LEBJAOUI Mohamed [Dictionnaire Algérie]

Par René Gallissot

Né le 20 février 1926 à Alger près de la Casbah, mort le 24 février 1992 ; commerçant et homme d’affaires ; « Monsieur Bons offices » entre les partis nationaux algériens ; à l’initiative de la création de l’Union générale des commerçants algériens parallèlement à l’UGTA ; directeur de la Fédération de France du FLN (décembre 1956-janvier 1957), à l’initiative de la création de l’Amicale générale des travailleurs algériens en France (AGTA).

Sur capital familial et ayant fait de bonnes études, l’héritier Mohamed Lejaoui est rapidement un commerçant aisé d’Alger travaillant dans les réseaux de commerce dont les entrepreneurs dynamiques ou avisés appartiennent à la bourgeoisie citadine souvent kouloughli (descendante métissée de la caste beylicale ottomane), maure pour dire arabe musulmane ou juive de bonnes familles.
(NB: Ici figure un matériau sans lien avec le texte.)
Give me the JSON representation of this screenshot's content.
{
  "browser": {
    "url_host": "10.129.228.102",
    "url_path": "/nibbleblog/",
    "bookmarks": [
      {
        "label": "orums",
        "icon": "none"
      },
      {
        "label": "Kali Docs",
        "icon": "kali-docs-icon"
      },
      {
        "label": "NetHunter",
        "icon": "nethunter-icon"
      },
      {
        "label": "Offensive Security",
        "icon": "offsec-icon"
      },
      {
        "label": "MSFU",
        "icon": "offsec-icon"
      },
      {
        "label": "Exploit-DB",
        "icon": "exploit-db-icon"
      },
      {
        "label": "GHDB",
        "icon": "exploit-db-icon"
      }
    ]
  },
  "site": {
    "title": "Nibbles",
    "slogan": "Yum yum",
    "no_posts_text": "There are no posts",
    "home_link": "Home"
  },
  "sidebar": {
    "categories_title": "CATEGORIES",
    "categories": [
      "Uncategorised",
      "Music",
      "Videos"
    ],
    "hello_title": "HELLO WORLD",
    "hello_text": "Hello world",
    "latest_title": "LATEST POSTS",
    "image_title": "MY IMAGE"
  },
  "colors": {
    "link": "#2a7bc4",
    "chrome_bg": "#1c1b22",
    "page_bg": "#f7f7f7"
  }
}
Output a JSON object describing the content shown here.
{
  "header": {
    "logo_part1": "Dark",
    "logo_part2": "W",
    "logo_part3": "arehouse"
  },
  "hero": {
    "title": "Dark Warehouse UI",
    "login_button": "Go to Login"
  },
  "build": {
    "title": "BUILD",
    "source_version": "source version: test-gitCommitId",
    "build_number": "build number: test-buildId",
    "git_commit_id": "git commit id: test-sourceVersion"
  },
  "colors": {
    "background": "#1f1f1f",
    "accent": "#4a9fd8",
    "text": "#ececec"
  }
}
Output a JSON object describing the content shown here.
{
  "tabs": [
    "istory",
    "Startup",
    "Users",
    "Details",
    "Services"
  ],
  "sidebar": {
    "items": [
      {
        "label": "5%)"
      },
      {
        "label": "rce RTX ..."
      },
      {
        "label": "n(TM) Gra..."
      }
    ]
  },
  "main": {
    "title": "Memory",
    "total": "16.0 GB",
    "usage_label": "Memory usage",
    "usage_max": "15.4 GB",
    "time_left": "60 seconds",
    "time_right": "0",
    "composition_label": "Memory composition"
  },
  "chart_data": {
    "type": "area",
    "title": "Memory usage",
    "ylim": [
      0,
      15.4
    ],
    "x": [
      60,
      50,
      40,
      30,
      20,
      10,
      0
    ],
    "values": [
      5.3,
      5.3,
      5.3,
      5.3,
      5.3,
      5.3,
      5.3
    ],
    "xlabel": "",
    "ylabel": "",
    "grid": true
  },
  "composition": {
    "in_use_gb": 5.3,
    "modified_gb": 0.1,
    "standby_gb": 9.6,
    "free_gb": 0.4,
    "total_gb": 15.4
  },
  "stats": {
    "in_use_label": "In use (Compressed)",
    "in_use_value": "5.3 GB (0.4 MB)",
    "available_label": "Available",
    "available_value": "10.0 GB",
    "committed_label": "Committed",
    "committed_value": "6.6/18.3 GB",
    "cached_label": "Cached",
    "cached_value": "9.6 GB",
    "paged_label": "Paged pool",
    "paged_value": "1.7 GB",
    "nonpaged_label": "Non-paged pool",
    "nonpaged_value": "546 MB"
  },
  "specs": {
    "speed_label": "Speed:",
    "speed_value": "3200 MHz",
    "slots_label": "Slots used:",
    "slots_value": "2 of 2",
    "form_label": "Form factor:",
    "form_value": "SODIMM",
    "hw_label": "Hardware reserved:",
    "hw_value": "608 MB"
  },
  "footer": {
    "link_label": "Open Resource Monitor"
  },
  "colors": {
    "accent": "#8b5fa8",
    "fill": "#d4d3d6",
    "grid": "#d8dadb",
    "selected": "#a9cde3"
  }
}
En situation coloniale, tout en faisant des affaires avec les négociants « européens », cette bourgeoisie n’en est pas moins en position subalterne. Elle a ainsi ses penchants nationalistes et ses placements entre les courants et partis nationaux, voire socialiste eet communiste. Elle s’offre au mouvement national, des ressources et ses capacités de maniement des fonds. Dans les interstices, une autre fraction de bourgeoisie peut s’élever elle-même ou par alliance.

M. Lebjaoui a épousé une fille de Saïd Ouzegane, fils d’une nombreuse famille venue de Kabylie à Alger. Celui-ci tient un restaurant réputé qui est aussi un lieu de réunion, près du marché Clauzel au centre actif d’Alger. C’est peut-être parce que son frère, plus connu, Amar Ouzegane a été secrétaire puis exclu du PCA, qu’on attribue à M. Lebjaoui des idées communisantes dans sa jeunesse ; il est vrai qu’il ne cache pas sa liberté de pensée. Il est aussi un disciple d’un maître de l’association des Oulémas, Cheikh el Okbi, qui a un passé dans la vie politique à Alger.

Dès le début des années 1950, tout en ayant ses liens dans la gauche d’alliance communiste qui aspire à constituer un front démocratique algérien, il devient un « monsieur Bons offices » particulièrement entre partisans des Oulémas, l’aile du MTLD, parti messaliste, engagée dans les conseils municipaux notamment à Alger, puis les centralistes, les partisans du Comité central du MTLD en rupture avec Messali.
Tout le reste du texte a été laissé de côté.